I was discussing with Niloofar about reviewing cleaned data to mark bad trials. I suggested that if it was possible, perhaps a quick way to do this would be with a contact sheet of butterfly plots of each trial with the same scale. I tried, but I failed. I understand the data needs to be in the same file (we can't make a contact sheet from the separate epoch files), right? For concatenated imported data or raw data, it refuses to go beyond the displayed time. Whether the trial duration is selected in the record panel or zoomed in the figure, the contact sheet will only move the time cursor and not actually show the time series for the corresponding time window. So it just shows the same data over and over.

Is there a way to make this work? Otherwise, what would be the recommended approach for rapidly reviewing pre-processed data? Is there another option than one trial at a time?

Thanks!

Rewriting the time series figure to work with multiple files would be complicated. The structure of the code should be completely reorganized.

I added a cheap version of this: select multiple files in the database explorer, right-click on one of them > Time series > MEG. This opens all the figures sequentially and removes the borders of the figures so that the graphs are not too small with lots of files.
Does it work the way you would expect?

Thanks François.

I was only thinking of contact sheet, which is a "snapshot" type of function, it's not interactive right? So I didn't think you'd need to modify the figures.

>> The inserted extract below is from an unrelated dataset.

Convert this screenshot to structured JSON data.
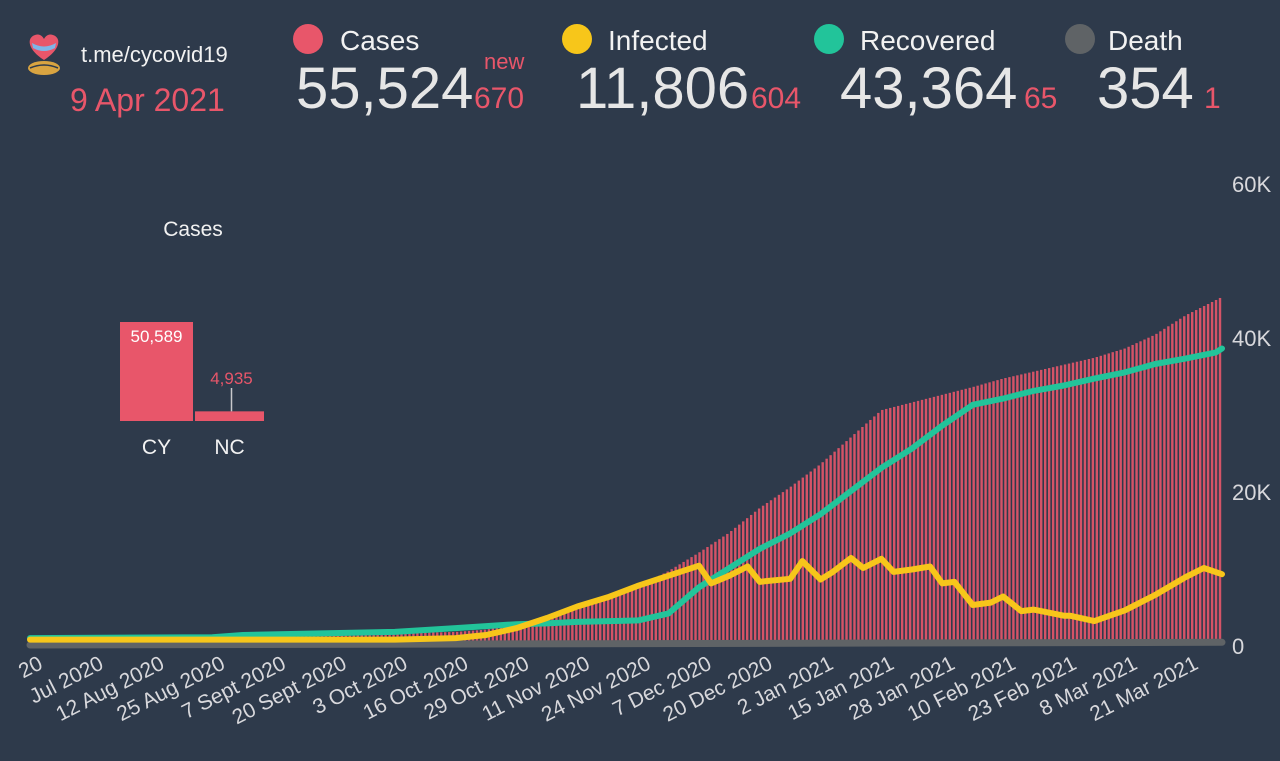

Your version gets slow with many trials, which is exactly when this would become more useful. And they all stack vertically instead of a grid. So not sure I'd use it, but Niloofar didn't complain. So good enough for now. Something to file way down the wish list... :slight_smile:

Then you need to write a new function similar to view_contactsheet.m, but that takes multiple files in input, instead of scrolling through time.
I won't work on it. If you do, think about adding a paragraph to document it somewhere in the introduction tutorials.